Notification System: System Design

Requirements & API: Notification System

The first move in any interview: define requirements and sketch the API before drawing a single box.

Functional requirements

•Accept a notification request from any internal producer (recipient, type, payload) and fan it out to the right channels.
•Respect per-user channel preferences (email yes, SMS no, push only during the day) for every send.
•Deliver across email, SMS, and push via per-channel workers calling external providers.
•Retry failed sends with backoff; handle bounces and unsubscribes per channel.

Non-functional requirements

•Asynchronous and decoupled: a slow SMS provider must never back up the email queue.
•At-least-once delivery with dedup downstream; missing a password-reset email is worse than a rare duplicate.
•Independent per-channel scaling, since channels have very different throughput and failure profiles.
•Producer-facing API must stay fast: enqueue and return, never block on actual delivery.

API contract

POST /v1/notifications { user_id, type, payload, channels? } → { notification_id, status: "queued" }

Enqueues then returns immediately. Preferences resolve the actual channels.

GET /v1/preferences/{user_id} → { email, sms, push, quiet_hours }

Read-heavy; cached in Redis.

PUT /v1/preferences/{user_id} { email, sms, push, quiet_hours } → 200

Invalidates the cached prefs.

About Notification System

When your order ships, a phone buzzes. Maybe an email lands too, but no text, because you turned SMS off months ago. Behind that simple moment is a whole platform whose job is to take one event from some internal service and turn it into the right messages, on the right channels, for the right person. A notification system looks easy until you realize every team in the company wants to send something, and every user wants different rules.

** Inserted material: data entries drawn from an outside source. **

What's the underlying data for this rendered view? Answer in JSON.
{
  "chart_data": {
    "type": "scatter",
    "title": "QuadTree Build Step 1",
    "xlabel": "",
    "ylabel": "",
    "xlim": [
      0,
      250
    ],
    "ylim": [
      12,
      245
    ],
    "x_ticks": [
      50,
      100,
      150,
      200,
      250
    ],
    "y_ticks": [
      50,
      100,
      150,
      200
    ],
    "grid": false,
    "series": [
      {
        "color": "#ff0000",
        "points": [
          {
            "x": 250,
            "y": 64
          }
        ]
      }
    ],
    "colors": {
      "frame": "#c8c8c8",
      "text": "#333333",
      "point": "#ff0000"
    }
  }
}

Here is the whole thing in plain steps. An internal producer, say the order service, POSTs a request to the API gateway, which authenticates it and rate-limits per producer. The Notification Service then looks up that user's preferences (email on, push on, SMS off) and creates one job per enabled channel, dropping each into Kafka and returning 200 immediately. Per-channel workers consume their own topics: the email worker calls SendGrid, the SMS worker calls Twilio, the push worker calls APNs or FCM, each retrying with backoff when a provider fails.

The reason for separate queues per channel is best seen with a traffic analogy. Imagine email, SMS, and push all sharing one lane on a highway. The moment the SMS provider slows to a crawl, every email and push behind it is stuck too. Giving each channel its own lane means a backed-up SMS provider never delays a password-reset email. Each channel scales and fails on its own.

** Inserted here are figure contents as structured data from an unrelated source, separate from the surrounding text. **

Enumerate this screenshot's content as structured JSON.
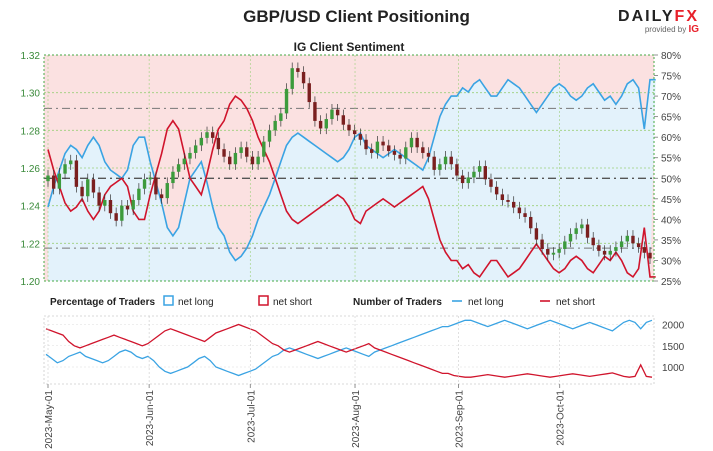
{
  "header": {
    "title": "GBP/USD Client Positioning",
    "brand_main": "DAILY",
    "brand_accent": "FX",
    "brand_sub": "provided by",
    "brand_ig": "IG"
  },
  "chart_data": [
    {
      "type": "candlestick",
      "title": "IG Client Sentiment",
      "price_axis": {
        "ticks": [
          "1.32",
          "1.30",
          "1.28",
          "1.26",
          "1.24",
          "1.22",
          "1.20"
        ],
        "range": [
          1.2,
          1.32
        ]
      },
      "percent_axis": {
        "ticks": [
          "80%",
          "75%",
          "70%",
          "65%",
          "60%",
          "55%",
          "50%",
          "45%",
          "40%",
          "35%",
          "30%",
          "25%"
        ],
        "range": [
          25,
          80
        ]
      },
      "price_close": [
        1.256,
        1.249,
        1.257,
        1.262,
        1.264,
        1.25,
        1.245,
        1.254,
        1.247,
        1.24,
        1.243,
        1.236,
        1.232,
        1.24,
        1.238,
        1.243,
        1.249,
        1.254,
        1.255,
        1.246,
        1.244,
        1.252,
        1.258,
        1.262,
        1.265,
        1.268,
        1.272,
        1.276,
        1.279,
        1.276,
        1.27,
        1.266,
        1.262,
        1.268,
        1.271,
        1.266,
        1.262,
        1.266,
        1.274,
        1.28,
        1.285,
        1.289,
        1.302,
        1.313,
        1.311,
        1.305,
        1.295,
        1.285,
        1.281,
        1.286,
        1.291,
        1.288,
        1.283,
        1.28,
        1.278,
        1.275,
        1.27,
        1.268,
        1.274,
        1.272,
        1.269,
        1.267,
        1.265,
        1.271,
        1.276,
        1.271,
        1.268,
        1.266,
        1.259,
        1.262,
        1.266,
        1.262,
        1.256,
        1.252,
        1.255,
        1.258,
        1.261,
        1.254,
        1.25,
        1.246,
        1.243,
        1.242,
        1.239,
        1.236,
        1.234,
        1.228,
        1.222,
        1.217,
        1.214,
        1.215,
        1.217,
        1.221,
        1.225,
        1.228,
        1.23,
        1.223,
        1.219,
        1.216,
        1.214,
        1.216,
        1.218,
        1.221,
        1.224,
        1.22,
        1.218,
        1.215,
        1.212
      ],
      "net_long_pct": [
        43,
        48,
        52,
        56,
        58,
        57,
        55,
        58,
        60,
        58,
        54,
        52,
        51,
        50,
        52,
        58,
        60,
        60,
        54,
        49,
        44,
        38,
        36,
        38,
        44,
        50,
        52,
        54,
        49,
        43,
        38,
        36,
        32,
        30,
        31,
        33,
        36,
        40,
        43,
        46,
        50,
        54,
        58,
        60,
        61,
        60,
        59,
        58,
        57,
        56,
        55,
        54,
        55,
        57,
        60,
        61,
        58,
        57,
        56,
        55,
        56,
        57,
        56,
        55,
        54,
        53,
        52,
        55,
        60,
        65,
        68,
        70,
        70,
        72,
        71,
        73,
        74,
        72,
        70,
        70,
        72,
        74,
        73,
        72,
        70,
        68,
        66,
        68,
        70,
        72,
        73,
        72,
        70,
        69,
        70,
        72,
        73,
        71,
        69,
        70,
        68,
        70,
        73,
        74,
        72,
        62,
        74,
        74
      ],
      "levels_dashed": [
        "50%",
        "67%",
        "33%"
      ]
    },
    {
      "type": "line",
      "legend_pct_title": "Percentage of Traders",
      "legend_num_title": "Number of Traders",
      "legend_items": [
        "net long",
        "net short",
        "net long",
        "net short"
      ],
      "y_ticks": [
        "2000",
        "1500",
        "1000"
      ],
      "y_range": [
        600,
        2200
      ],
      "x_ticks": [
        "2023-May-01",
        "2023-Jun-01",
        "2023-Jul-01",
        "2023-Aug-01",
        "2023-Sep-01",
        "2023-Oct-01"
      ],
      "series": [
        {
          "name": "net long",
          "values": [
            1300,
            1200,
            1100,
            1150,
            1250,
            1300,
            1350,
            1250,
            1200,
            1150,
            1100,
            1150,
            1250,
            1350,
            1400,
            1350,
            1250,
            1200,
            1250,
            1150,
            1000,
            900,
            850,
            900,
            950,
            1000,
            1100,
            1200,
            1250,
            1150,
            1000,
            950,
            900,
            850,
            800,
            850,
            900,
            950,
            1050,
            1150,
            1250,
            1300,
            1400,
            1450,
            1400,
            1350,
            1300,
            1250,
            1200,
            1250,
            1300,
            1350,
            1400,
            1450,
            1400,
            1350,
            1300,
            1250,
            1350,
            1400,
            1450,
            1500,
            1550,
            1600,
            1650,
            1700,
            1750,
            1800,
            1850,
            1900,
            1950,
            1950,
            2000,
            2050,
            2100,
            2100,
            2050,
            2000,
            1950,
            2000,
            2050,
            2100,
            2050,
            2000,
            1950,
            1900,
            1950,
            2000,
            2050,
            2100,
            2050,
            2000,
            1950,
            1900,
            1950,
            2000,
            2050,
            2000,
            1950,
            1900,
            1850,
            1950,
            2050,
            2100,
            2050,
            1900,
            2050,
            2100
          ]
        },
        {
          "name": "net short",
          "values": [
            1900,
            1850,
            1800,
            1750,
            1600,
            1500,
            1450,
            1500,
            1550,
            1600,
            1650,
            1700,
            1750,
            1700,
            1650,
            1600,
            1550,
            1500,
            1550,
            1650,
            1750,
            1850,
            1900,
            1850,
            1800,
            1750,
            1700,
            1650,
            1600,
            1700,
            1800,
            1850,
            1900,
            1950,
            2000,
            1950,
            1900,
            1850,
            1750,
            1650,
            1550,
            1500,
            1400,
            1350,
            1400,
            1450,
            1500,
            1550,
            1600,
            1550,
            1500,
            1450,
            1400,
            1350,
            1400,
            1450,
            1500,
            1550,
            1450,
            1400,
            1350,
            1300,
            1250,
            1200,
            1150,
            1100,
            1050,
            1000,
            950,
            900,
            850,
            850,
            800,
            780,
            760,
            760,
            780,
            800,
            820,
            800,
            780,
            760,
            780,
            800,
            820,
            840,
            820,
            800,
            780,
            760,
            780,
            800,
            820,
            840,
            820,
            800,
            780,
            800,
            820,
            840,
            860,
            820,
            780,
            760,
            780,
            1050,
            780,
            760
          ]
        }
      ]
    }
  ],
  "colors": {
    "long": "#3aa3e3",
    "short": "#d0142c",
    "bg_long": "#e3f2fb",
    "bg_short": "#fbe1e1",
    "candle_up": "#3c9b3c",
    "candle_down": "#7a1f1f",
    "frame": "#44aa44"
  }
}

Two decisions carry the design. First, preferences live in one service, not in each producer, so a user's 'no SMS at night' rule is honored no matter which team triggered the message, and those read-heavy prefs get cached in Redis to keep the hot path fast. Second, the producer's call returns the instant the jobs are queued, so its latency is never tied to Apple's push servers. Delivery is at-least-once with idempotency keys, because a rare duplicate is far better than a missing password reset. This system teaches asynchronous fan-out through a queue, per-channel isolation and independent scaling, centralized user preferences, and the build-vs-buy case for outsourcing delivery to providers like SendGrid and Twilio.